Больше я не могла говорить: я заплакала.

— Маленькая моя! — Альбина крепко прижала меня к себе, поглаживая по волосам. — Бедный мой утёночек… Я рядом, ничего не бойся. Я с тобой, я люблю тебя. Только не отталкивай меня, позволь тебе помочь…

— Ты не сможешь помочь, Аля, — пошептала я. — Где тебе с ним тягаться? Лучше не связывайся… Это может быть опасно, очень опасно. Может быть, мне и не стоило рассказывать тебе, кто он такой… Иногда знание бывает гораздо опаснее незнания.

Она вздохнула и обняла меня крепче.

— Ладно, малыш… Пусть. Пусть Якушев демон. Пусть есть опасность. Но если она есть, то как ты считаешь, могу ли я тебя бросить одну? Сделаем так… Сейчас ты соберёшь минимум необходимых вещей и поедешь ко мне. У меня ты будешь в безопасности.

— Он придёт и туда! — воскликнула я, высвобождаясь из объятий Альбины. — Он найдёт меня везде. И тебе лучше держаться от меня подальше — так будет безопаснее для тебя же самой! Он не оставит меня в покое, со мной рядом лучше не находиться!

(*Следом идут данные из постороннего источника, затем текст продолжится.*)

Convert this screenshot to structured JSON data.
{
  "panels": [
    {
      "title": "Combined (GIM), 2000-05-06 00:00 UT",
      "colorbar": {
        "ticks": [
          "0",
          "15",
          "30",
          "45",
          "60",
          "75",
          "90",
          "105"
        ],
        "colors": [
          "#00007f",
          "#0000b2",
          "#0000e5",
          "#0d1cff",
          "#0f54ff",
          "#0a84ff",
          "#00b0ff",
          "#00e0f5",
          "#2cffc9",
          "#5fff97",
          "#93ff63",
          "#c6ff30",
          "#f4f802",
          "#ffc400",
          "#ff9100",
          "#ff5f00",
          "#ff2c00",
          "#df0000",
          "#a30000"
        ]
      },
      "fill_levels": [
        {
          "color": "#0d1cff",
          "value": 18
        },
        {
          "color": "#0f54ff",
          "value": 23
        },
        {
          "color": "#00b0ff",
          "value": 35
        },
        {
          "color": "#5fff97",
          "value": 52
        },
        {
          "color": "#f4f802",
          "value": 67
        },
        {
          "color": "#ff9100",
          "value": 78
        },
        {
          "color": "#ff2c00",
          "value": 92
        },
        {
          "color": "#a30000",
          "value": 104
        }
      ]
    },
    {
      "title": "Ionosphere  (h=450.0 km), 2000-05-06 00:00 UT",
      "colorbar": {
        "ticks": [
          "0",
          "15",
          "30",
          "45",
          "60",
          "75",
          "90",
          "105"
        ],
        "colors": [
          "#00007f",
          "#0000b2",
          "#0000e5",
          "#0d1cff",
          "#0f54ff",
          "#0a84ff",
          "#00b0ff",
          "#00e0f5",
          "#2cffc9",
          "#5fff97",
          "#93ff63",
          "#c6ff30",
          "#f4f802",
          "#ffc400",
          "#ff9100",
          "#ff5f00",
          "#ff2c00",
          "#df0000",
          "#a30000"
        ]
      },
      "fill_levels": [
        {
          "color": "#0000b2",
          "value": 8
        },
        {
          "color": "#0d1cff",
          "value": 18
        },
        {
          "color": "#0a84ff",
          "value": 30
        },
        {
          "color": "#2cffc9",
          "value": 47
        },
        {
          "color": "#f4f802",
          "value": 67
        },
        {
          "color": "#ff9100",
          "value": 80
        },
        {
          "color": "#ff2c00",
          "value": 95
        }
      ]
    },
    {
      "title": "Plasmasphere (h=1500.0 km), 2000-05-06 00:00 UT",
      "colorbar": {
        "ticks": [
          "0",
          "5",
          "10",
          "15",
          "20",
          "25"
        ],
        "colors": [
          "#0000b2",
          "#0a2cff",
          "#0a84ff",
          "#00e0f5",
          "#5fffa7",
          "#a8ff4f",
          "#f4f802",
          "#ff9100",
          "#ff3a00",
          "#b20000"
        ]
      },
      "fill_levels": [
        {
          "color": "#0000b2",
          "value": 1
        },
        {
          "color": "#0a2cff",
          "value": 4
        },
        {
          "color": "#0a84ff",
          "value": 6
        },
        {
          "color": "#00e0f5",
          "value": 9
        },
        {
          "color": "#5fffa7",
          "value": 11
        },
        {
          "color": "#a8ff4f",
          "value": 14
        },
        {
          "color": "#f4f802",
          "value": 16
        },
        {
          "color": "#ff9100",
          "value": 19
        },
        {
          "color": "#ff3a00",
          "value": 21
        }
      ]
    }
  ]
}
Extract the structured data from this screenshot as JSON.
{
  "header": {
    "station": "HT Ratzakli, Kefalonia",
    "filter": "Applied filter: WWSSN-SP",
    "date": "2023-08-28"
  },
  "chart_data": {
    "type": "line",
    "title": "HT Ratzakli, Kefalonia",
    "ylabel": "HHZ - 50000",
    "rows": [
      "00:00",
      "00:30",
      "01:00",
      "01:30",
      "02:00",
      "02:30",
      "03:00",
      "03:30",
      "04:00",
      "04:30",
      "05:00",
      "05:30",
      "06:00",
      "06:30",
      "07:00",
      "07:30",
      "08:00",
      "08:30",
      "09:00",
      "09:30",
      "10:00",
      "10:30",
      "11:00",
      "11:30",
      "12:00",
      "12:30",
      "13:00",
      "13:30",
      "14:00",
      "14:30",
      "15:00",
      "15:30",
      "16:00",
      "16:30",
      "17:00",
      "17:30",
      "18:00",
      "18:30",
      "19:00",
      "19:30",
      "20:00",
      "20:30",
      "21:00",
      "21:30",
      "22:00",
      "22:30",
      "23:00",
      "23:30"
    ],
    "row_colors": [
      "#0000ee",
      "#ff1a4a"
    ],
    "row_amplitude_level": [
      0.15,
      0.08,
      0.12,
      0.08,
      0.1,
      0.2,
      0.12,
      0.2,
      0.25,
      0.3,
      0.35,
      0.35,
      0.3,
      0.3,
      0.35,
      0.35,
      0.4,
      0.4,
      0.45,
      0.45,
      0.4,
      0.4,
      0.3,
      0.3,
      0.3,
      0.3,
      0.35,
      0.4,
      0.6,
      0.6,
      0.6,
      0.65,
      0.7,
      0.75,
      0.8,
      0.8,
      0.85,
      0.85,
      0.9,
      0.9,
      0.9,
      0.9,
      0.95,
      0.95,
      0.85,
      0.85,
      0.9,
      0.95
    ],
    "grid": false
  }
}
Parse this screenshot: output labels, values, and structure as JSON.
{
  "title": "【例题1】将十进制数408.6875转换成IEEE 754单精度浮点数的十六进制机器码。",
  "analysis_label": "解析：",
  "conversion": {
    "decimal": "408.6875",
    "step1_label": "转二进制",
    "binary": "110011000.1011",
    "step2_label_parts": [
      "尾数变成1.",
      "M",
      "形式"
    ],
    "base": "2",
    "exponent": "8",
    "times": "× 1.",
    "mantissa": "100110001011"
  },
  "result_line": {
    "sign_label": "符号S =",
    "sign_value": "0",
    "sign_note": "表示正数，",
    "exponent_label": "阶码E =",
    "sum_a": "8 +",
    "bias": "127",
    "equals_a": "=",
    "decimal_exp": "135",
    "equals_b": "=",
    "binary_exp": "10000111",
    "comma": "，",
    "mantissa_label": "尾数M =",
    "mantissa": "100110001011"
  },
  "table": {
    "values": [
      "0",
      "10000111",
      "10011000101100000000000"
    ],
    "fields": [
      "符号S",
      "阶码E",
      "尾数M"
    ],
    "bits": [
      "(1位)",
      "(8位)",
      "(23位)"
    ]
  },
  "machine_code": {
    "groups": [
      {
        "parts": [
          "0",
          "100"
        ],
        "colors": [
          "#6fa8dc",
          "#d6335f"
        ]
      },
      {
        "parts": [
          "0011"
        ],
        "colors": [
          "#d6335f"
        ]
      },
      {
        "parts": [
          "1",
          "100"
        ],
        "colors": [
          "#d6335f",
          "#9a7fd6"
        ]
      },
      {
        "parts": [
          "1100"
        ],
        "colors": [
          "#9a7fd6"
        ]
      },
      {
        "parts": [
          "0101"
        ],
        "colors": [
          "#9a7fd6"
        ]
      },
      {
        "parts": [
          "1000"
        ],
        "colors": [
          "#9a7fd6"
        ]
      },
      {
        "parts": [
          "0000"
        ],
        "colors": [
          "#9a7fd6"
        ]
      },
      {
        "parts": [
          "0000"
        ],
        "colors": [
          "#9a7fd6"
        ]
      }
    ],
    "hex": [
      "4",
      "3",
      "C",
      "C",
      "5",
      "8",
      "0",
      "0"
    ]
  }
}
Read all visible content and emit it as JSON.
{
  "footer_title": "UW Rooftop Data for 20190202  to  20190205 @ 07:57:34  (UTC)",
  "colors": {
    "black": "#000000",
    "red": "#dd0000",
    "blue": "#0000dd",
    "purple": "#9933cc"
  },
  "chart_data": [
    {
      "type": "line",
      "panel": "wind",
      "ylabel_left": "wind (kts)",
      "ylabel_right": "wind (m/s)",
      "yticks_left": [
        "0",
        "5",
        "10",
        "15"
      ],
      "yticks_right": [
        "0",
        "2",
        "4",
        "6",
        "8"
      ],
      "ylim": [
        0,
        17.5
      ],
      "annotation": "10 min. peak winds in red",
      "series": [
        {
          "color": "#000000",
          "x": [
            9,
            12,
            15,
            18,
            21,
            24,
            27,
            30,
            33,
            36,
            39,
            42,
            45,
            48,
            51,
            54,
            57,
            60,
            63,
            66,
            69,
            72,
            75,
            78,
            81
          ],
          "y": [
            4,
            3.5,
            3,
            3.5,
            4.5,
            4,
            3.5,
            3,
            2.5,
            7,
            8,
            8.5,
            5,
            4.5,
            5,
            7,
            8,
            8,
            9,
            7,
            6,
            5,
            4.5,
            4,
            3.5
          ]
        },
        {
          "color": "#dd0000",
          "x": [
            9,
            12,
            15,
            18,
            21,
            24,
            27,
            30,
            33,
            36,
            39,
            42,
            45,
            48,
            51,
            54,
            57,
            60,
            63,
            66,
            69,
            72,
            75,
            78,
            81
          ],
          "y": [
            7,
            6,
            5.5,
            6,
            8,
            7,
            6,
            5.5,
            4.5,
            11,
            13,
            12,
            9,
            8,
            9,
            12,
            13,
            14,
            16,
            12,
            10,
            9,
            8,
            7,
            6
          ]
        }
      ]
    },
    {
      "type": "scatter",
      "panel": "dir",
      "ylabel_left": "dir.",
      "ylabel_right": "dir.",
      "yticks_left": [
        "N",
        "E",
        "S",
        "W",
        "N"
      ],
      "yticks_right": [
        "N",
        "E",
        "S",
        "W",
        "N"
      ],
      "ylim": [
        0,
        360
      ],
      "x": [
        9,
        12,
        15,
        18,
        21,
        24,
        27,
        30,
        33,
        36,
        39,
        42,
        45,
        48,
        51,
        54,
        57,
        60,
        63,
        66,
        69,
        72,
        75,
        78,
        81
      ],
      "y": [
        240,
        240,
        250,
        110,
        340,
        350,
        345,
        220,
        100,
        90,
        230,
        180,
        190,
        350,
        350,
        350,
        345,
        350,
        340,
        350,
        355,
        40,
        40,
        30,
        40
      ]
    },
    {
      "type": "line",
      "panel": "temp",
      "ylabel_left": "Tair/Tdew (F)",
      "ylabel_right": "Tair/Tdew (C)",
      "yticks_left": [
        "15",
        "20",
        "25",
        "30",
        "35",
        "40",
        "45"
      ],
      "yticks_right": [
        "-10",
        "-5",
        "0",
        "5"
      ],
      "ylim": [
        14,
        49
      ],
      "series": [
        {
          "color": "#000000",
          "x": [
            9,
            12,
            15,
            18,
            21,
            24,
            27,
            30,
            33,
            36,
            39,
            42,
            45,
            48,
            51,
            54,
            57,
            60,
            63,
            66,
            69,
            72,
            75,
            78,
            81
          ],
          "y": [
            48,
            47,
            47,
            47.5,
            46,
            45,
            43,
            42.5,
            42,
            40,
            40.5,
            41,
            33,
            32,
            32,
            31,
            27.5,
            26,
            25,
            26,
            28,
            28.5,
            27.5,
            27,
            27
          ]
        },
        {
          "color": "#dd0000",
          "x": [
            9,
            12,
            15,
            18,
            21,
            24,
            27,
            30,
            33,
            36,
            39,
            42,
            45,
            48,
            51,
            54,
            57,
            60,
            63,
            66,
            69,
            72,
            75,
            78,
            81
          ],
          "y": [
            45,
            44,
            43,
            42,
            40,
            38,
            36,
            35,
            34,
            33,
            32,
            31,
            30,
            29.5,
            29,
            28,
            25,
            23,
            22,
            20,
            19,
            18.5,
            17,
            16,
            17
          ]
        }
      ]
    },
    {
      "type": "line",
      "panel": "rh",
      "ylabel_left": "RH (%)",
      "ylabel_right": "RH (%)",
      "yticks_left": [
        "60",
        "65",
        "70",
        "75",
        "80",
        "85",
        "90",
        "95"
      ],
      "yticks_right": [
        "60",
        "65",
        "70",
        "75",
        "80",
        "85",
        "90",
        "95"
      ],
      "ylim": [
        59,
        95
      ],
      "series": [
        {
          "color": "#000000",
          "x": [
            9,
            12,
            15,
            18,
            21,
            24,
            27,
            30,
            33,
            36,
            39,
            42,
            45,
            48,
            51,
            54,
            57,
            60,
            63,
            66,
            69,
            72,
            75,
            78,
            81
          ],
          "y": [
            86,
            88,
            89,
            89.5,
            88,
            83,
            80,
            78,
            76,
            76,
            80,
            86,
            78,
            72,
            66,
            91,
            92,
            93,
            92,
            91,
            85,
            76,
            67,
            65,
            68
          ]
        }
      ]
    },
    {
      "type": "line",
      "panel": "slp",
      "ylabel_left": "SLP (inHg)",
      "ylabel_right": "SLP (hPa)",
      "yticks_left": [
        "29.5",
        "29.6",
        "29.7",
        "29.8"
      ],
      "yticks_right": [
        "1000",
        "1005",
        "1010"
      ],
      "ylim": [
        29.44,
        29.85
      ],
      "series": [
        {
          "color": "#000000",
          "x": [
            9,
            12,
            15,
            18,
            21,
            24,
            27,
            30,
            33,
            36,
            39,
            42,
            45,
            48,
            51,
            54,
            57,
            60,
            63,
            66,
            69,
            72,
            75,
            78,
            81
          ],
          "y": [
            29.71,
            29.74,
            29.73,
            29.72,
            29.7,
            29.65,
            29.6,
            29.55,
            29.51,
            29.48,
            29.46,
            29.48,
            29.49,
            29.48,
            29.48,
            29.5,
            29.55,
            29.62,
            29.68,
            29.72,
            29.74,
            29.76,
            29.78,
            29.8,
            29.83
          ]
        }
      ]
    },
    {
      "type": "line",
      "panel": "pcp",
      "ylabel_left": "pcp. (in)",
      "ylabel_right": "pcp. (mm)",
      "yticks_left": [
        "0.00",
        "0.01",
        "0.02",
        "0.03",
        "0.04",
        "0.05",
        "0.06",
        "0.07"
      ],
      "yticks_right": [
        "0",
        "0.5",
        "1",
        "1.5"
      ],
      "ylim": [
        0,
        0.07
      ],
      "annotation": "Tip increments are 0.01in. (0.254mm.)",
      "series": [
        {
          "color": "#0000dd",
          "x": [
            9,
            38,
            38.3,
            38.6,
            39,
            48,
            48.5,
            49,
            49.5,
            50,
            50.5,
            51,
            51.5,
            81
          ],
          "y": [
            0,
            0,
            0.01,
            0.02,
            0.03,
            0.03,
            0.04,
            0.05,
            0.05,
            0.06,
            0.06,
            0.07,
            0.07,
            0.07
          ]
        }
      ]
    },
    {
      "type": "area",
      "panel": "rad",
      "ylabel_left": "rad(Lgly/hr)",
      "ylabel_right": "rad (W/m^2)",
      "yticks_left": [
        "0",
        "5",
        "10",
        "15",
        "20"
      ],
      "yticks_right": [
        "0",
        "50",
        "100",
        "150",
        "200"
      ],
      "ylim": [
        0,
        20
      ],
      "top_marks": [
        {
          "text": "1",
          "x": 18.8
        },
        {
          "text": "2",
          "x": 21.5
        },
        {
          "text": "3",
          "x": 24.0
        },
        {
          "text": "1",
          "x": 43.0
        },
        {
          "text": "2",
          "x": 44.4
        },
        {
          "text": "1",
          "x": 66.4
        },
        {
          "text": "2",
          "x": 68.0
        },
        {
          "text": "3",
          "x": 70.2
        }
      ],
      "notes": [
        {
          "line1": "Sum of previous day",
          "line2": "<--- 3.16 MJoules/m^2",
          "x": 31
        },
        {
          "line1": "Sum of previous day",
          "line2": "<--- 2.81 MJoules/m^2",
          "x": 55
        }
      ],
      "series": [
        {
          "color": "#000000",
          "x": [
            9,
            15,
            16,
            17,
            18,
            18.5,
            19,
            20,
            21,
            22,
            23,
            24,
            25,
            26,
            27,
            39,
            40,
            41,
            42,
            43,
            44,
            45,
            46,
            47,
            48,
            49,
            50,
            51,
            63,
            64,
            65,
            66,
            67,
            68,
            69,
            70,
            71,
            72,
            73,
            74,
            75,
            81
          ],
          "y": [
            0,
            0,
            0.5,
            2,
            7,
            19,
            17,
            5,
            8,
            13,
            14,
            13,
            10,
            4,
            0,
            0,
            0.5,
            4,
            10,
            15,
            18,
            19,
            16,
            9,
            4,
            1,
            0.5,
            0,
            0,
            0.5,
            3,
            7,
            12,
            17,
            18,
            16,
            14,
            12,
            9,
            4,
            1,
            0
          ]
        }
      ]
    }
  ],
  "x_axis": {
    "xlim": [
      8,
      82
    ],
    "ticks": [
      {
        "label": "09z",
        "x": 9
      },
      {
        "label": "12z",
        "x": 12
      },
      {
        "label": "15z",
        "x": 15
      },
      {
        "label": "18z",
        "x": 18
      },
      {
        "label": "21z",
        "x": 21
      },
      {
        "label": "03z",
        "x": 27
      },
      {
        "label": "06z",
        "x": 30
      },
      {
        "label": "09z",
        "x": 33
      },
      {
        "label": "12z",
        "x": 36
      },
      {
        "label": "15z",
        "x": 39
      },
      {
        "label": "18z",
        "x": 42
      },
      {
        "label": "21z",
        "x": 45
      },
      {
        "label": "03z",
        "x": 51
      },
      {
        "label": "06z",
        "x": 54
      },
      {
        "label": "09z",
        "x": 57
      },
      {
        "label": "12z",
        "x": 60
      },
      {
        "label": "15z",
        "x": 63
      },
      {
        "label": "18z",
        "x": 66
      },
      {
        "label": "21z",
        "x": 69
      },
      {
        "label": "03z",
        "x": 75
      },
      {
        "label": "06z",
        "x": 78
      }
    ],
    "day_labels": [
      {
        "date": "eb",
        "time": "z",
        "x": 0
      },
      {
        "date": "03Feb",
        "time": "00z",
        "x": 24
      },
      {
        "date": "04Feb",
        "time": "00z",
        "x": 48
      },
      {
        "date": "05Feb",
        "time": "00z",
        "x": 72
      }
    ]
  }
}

Альбина снова привлекла меня к себе и поцеловала меня в макушку.

— Утёнок, я разделю с тобой любую опасность — по-другому и быть не может. Я люблю тебя какую угодно — сумасшедшую или здравомыслящую, здоровую или больную. Просто люблю и всё. Мы должны быть вместе.

— Аля… — Я заплакала, обняв её за шею. — Спасибо тебе. Но это мой крест, и я буду нести его сама. Наверно, мне суждено схлестнуться с Якушевым… Это моя война, и тебе лучше не вмешиваться, ради своего же блага.

— Нет, солнышко, даже не думай, что я тебя оставлю в таком состоянии, — твёрдо сказала Альбина. — Ты сейчас же едешь со мной.

Несомненно, в этом она была похожа на свою сестру Диану. Она была мягче, в её голосе не слышалось льдинок, но она могла быть почти такой же властной, если желала. Я собрала вещи, написала, как обычно, отцу записку и поехала к ней.

Глава 14. Свет против тьмы

Три дня, проведённые мной у Альбины — настоящее отдохновение: Якушев ни разу не потревожил меня, что даже удивительно. Но вместе с тем это настораживает: что-то он задумал? Почему затаился? Что он мне готовит? Без сомнений, это неспроста, но я не стала делиться своей тревогой с Альбиной, потому что она ясно дала мне понять, что не верит в это, а выглядеть в её глазах сумасшедшей мне не хотелось бы.

А вот Диана Несторовна неожиданно встаёт на мою сторону.

— Скажу откровенно: мне тоже не нравится этот Якушев, — заявляет она. — Уж слишком он сладкий да гладкий! Скользкий тип, и больше ничего. Уж не знаю, снюхался ли он с нечистой силой, только недоброе в нём действительно что-то есть, в этом я с Настенькой согласна.

Мы завтракаем втроём: я, Альбина и её старшая сестра. Сделав это признание, Диана Несторовна встаёт из-за стола, открывает окно и закуривает. Альбина, отодвинув тарелку, откидывается на спинку стула и молчит, а я принимаюсь за мытьё посуды: у Мадины сегодня выходной.